Esther West es oficial de préstamos en Shared Capital Cooperative. Ha sido trabajadora-propietaria en Equal Exchange y The Ajani Group, y enseñó Estudios Ambientales en la Universidad Estatal de San Francisco. Esther ha investigado y mapeado cooperativas, incluidas cooperativas latinas y rurales, con la Dra. Jessica Gordon Nembhard y como especialista en desarrollo cooperativo en el Centro de Cooperativas de la Universidad de Wisconsin. La maestría es en Planificación Urbana y Estudios Ambientales de la Universidad Estatal de Cleveland.
Deborah Yashar
Deborah is an agriculture and food systems specialist who has dedicated her career to supporting the resiliency of farmers and the organizations that support them. Projects include the development of farmers markets, business and marketing education, and increasing access to healthy, organically produced foods through policy advocacy and on the ground.
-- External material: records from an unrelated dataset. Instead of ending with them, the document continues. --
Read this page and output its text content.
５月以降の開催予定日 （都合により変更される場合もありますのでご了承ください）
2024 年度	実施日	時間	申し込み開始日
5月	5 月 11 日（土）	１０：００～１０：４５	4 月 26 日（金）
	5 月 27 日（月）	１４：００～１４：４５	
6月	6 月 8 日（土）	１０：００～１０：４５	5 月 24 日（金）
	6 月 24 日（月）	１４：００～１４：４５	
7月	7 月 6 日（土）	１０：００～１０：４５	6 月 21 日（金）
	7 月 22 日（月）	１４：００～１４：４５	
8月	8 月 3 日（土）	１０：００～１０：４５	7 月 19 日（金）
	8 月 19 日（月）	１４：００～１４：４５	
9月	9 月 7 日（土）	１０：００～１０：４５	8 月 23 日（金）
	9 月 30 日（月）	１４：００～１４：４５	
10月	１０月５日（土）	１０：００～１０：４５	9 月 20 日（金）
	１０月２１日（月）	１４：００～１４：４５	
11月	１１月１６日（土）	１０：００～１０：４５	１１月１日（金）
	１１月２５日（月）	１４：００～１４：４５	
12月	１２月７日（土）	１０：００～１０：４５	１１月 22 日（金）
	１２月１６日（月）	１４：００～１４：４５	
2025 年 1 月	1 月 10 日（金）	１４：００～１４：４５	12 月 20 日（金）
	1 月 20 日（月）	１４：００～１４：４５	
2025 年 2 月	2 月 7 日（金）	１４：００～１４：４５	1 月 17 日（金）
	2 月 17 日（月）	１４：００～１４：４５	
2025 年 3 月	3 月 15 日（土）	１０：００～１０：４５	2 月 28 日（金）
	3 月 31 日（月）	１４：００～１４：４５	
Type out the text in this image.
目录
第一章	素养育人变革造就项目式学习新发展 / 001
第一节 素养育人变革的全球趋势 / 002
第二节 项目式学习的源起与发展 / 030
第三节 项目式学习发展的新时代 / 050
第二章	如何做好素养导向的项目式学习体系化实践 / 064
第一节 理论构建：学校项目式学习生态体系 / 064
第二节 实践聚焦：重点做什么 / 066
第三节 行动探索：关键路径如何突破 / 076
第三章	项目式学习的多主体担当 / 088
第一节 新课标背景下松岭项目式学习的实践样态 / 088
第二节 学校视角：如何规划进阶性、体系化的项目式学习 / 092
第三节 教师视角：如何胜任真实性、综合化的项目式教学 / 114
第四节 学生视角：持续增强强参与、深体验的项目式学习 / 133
She has launched a variety of creative campaigns, events, and brands, such as the annual EcoFarm Conference, known as the largest sustainable agriculture conference in the West. Deborah has thrived amongst multiple cultures and languages her whole life, lending her a diverse perspective that is an asset to any team.
Valerie Young
Valerie Young works at Igalia, a worker-owned co-op. She is a software developer specializing in web standards related to accessibility. Outside of work, she has spent her whole adult life participating in non-hierarchical co-operative structures, from housing co-ops to political projects, to academic conferences and community farms. Valerie is endlessly curious about ways to organize work that led to empowerment, self-actualization and joyful collaboration for individuals involved -- she has seen many successes and many failures and would love to hear from you about yours!